I'm trying to simplify a win/loss simulation. The situation is as follows:
Let's say there are two players A and B where:
- When A goes into a battle, it's probability of a win is 0.1 (10%)
- When B goes into a battle, it's probability of a win is 0.2 (20%)
Note 1 : The win probability is invariant to the opponent.
Note 2 : There are no draws, though there could be in a future enhancement, for now trying to keep things simple.
Note 3 : There are other players in the game each with their own probabilities.
If A and B were to battle each other I need to determine who will win.
Currently what I'm doing is sampling 2 different Bernoulli distributions, one for A (with $P_a = 0.1$) and one for B (with $P_b = 0.2$)
I sample each of the distributions until only one of them returns success.
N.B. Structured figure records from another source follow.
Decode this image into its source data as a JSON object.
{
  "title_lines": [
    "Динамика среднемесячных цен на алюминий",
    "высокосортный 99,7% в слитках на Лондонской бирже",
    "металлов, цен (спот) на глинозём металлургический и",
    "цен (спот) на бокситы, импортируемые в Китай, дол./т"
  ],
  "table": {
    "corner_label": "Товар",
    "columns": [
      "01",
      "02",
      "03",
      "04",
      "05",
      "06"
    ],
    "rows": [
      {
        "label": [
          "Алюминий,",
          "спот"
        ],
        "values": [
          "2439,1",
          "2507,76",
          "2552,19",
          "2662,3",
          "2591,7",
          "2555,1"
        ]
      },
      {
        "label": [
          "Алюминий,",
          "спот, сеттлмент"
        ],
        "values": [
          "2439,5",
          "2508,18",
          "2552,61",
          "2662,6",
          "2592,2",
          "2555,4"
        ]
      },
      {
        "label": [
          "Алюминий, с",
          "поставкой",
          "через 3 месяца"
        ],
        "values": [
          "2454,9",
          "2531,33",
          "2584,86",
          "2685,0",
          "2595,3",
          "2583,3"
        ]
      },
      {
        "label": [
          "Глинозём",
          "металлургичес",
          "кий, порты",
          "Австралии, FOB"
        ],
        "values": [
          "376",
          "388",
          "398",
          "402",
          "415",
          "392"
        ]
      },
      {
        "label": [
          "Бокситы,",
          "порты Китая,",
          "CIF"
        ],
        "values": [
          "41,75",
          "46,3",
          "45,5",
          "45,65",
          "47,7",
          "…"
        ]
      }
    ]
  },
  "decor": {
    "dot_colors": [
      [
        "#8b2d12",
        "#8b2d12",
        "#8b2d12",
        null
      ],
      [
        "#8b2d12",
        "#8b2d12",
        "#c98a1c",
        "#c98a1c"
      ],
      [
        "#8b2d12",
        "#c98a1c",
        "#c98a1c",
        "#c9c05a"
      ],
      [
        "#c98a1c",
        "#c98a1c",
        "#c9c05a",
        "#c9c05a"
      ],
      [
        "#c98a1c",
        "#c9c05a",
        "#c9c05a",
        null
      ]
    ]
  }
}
That player is the winner of the battle, the other player will have lost. The following is pseudo code of the process:
while (true)
{
bool win_a = bernoulli(pr_a);
bool win_b = bernoulli(pr_b);
if (win_a == win_b) // either both won or both lost
continue;
if (win_a)
return "A won";
else
return "B won";
}
The problem with the above approach is that even though it will eventually determine a winner, it may end-up looping for a long time before it does.
I was wondering if there's a mathematically valid way of combining the above probabilities into a singular Bernoulli trial such that $Pr(A_{winning})= k$ and $Pr(B_{winning}) = 1 - k$ for some particular k.
My current thinking is that $k = \frac{P_a}{(P_a + P_b)}$ but I'm not sure if it is correct or how to reason about it correctness.